Inflation is affecting everyone, but it’s rising more quickly in some cities than others.
Inflated living costs recently reached a 40-year high in 2022, with the current US rate at 4.98%, compared to 6.04% last month and 8.54% last year.
For example, as ESSENCE previously reported, listed rents across the country for available increased 15% from 2021, with the average rent price being above $2,000 a month across the county. Rent in cities like Austin, Seattle, and Cincinnati is up by 30%. The median asking price for rent in Los Angeles is $3,400.
To determine which places are being slammed by inflation the hardest, data platform WalletHub recently took a look at the Consumer Price Index statistics from 22 different US from the last few months to determine how much inflation has risen in a finite amount of time. These are the top metro areas that have been most affected:
1 Philadelphia-Camden-Wilmington, PA
2 Detroit-Warren-Dearborn, MI
3 Phoenix-Mesa-Scottsdale, AZ
4 Seattle-Tacoma-Bellevue, WA
5 Atlanta-Sandy Springs-Roswell, GA
“While spending to help those impacted by covid initially contributed some small share of the inflation, at this point the leading culprits are cost-plus pricing by firms with substantial market power and the continuing effects of supply chain disruptions,” said William K. Tabb, professor of Economics, Political Science & Sociology, Emeritus – Queens College and Graduate Center of the City University of New York in the report.
He went on to explain what the current inflation rate says about the future of the economy.

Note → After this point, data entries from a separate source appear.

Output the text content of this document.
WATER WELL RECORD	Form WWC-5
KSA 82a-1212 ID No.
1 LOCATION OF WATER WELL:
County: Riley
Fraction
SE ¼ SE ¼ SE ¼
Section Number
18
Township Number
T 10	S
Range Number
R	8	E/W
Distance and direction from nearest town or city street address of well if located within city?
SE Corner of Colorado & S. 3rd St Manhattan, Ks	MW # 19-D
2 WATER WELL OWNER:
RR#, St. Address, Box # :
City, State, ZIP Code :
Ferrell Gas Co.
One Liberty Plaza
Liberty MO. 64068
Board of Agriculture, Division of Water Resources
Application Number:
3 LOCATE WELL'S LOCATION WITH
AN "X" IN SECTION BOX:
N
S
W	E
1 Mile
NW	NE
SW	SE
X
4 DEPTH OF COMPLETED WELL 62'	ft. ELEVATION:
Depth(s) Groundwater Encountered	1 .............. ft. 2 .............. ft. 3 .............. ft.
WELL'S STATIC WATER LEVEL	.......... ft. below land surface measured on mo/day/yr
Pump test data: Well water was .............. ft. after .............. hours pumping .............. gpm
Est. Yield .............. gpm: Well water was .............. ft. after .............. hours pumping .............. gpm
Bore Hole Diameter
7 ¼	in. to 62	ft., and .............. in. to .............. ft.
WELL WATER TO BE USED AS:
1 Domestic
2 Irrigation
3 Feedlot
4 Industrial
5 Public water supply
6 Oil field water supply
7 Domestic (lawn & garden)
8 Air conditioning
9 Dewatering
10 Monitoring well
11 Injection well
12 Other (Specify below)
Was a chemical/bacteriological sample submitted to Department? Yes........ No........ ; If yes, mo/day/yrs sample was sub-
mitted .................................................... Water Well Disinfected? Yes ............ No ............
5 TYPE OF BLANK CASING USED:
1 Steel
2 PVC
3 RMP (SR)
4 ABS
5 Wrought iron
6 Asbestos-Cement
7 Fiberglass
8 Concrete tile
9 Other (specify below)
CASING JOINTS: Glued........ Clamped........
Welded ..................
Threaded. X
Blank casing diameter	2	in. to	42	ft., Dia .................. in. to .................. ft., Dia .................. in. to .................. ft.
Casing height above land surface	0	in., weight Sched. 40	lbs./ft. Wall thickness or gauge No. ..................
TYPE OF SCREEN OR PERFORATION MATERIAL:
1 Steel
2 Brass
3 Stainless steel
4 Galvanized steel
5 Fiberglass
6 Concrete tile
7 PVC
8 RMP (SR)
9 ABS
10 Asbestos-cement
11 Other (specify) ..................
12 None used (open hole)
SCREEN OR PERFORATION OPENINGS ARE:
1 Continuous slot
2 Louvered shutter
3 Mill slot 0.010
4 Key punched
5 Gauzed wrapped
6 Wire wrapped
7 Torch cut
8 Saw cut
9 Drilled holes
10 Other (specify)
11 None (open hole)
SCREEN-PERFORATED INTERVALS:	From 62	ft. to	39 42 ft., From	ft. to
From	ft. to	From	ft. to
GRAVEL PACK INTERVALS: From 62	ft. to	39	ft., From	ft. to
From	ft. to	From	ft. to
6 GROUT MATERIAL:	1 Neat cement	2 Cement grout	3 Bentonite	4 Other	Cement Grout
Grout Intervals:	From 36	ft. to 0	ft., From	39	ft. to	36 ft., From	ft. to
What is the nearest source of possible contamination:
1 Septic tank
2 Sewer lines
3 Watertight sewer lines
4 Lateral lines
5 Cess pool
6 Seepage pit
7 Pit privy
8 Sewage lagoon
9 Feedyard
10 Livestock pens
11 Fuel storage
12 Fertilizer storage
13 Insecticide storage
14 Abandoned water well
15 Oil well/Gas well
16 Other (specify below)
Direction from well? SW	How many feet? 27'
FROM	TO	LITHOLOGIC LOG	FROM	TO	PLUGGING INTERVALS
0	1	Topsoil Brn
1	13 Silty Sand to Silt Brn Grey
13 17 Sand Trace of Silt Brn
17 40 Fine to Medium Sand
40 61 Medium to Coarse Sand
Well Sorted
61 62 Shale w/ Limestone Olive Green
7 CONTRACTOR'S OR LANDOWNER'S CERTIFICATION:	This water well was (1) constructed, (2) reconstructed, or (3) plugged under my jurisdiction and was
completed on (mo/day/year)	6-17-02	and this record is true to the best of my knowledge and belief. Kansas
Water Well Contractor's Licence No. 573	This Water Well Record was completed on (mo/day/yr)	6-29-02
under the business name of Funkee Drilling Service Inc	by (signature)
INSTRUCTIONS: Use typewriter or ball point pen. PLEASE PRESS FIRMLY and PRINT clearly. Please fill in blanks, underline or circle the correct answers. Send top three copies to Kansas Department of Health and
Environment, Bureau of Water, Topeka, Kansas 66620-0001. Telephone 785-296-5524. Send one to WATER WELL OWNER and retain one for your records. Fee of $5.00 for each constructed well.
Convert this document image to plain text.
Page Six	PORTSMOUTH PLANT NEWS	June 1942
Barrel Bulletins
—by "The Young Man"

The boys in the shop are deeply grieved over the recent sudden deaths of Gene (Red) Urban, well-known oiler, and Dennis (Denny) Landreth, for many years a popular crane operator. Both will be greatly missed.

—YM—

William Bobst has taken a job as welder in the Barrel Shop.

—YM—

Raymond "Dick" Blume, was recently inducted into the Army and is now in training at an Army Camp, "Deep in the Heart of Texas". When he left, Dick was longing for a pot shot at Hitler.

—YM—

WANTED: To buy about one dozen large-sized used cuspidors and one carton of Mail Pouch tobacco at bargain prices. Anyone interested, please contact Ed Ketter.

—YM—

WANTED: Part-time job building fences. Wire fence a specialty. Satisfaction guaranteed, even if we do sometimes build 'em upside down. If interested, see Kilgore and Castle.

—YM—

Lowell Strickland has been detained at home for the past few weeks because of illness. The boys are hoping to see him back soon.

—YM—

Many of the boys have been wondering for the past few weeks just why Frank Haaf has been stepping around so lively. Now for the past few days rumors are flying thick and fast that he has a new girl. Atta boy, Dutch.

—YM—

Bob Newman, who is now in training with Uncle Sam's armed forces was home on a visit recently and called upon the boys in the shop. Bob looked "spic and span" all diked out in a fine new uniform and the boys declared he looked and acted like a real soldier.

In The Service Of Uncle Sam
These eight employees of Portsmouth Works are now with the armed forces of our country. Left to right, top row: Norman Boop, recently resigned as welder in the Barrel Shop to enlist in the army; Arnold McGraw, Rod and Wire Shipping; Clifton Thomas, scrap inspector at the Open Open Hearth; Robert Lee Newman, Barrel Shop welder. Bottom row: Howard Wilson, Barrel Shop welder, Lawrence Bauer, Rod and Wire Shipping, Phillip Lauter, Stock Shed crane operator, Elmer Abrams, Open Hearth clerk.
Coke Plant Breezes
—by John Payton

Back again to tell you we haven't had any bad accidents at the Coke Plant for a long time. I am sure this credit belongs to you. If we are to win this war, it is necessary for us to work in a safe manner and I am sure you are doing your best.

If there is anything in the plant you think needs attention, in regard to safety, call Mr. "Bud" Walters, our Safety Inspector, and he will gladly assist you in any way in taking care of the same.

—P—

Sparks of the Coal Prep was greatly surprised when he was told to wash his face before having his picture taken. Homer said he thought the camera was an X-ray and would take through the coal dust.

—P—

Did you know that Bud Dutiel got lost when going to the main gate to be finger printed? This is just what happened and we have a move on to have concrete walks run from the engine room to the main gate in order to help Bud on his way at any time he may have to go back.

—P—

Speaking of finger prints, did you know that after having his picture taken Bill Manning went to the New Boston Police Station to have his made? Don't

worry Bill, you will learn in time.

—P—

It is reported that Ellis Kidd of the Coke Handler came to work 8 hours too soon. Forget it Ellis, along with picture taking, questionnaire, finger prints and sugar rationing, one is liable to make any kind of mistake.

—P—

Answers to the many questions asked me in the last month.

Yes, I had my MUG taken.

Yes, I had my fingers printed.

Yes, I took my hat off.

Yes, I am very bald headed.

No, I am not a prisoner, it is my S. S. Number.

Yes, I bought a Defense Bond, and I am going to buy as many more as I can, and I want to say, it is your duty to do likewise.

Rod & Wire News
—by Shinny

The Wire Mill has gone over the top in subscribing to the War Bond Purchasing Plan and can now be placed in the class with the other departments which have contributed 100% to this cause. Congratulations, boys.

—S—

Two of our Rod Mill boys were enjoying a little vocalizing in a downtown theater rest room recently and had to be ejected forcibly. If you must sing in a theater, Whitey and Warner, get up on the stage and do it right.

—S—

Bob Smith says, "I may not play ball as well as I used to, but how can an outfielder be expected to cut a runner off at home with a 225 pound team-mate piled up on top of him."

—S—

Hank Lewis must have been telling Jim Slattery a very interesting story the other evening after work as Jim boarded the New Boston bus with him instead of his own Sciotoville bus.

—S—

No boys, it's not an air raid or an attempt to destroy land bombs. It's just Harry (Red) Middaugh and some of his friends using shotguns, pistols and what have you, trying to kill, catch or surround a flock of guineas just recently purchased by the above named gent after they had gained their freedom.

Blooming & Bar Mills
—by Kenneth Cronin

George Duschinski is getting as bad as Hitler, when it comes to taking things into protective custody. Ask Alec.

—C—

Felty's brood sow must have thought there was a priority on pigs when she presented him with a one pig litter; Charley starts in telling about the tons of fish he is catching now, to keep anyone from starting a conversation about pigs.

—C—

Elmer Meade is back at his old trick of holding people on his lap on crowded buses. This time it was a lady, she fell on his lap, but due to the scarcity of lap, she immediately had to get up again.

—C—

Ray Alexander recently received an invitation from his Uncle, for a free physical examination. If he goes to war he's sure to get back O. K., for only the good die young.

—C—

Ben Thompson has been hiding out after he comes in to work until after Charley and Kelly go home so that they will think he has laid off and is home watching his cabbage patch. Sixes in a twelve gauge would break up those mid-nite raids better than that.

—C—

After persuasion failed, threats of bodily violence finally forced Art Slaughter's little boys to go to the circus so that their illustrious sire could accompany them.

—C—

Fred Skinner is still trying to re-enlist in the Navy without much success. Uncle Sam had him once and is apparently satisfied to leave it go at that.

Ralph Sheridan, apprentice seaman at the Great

“The future course of inflation will be determined by whether fiscal policy (mostly progressively raising taxes) becomes more prominent but more important will be whether the war in Ukraine can be ended and exports from both that country and Russia resume their past norms,” said Tabb. “It should also be pointed out that dealing with the climate crisis will be expensive and will also require higher taxation to pay for the changes that must be undertaken. This is a task that, depending on how it is handled — and the price increases which will come from crop failures and rebuilding costs, assisting climate migrants for which there will in the not very distant future be many in the U.S. require. The next inflation panic will be as the cost of climate change is felt.”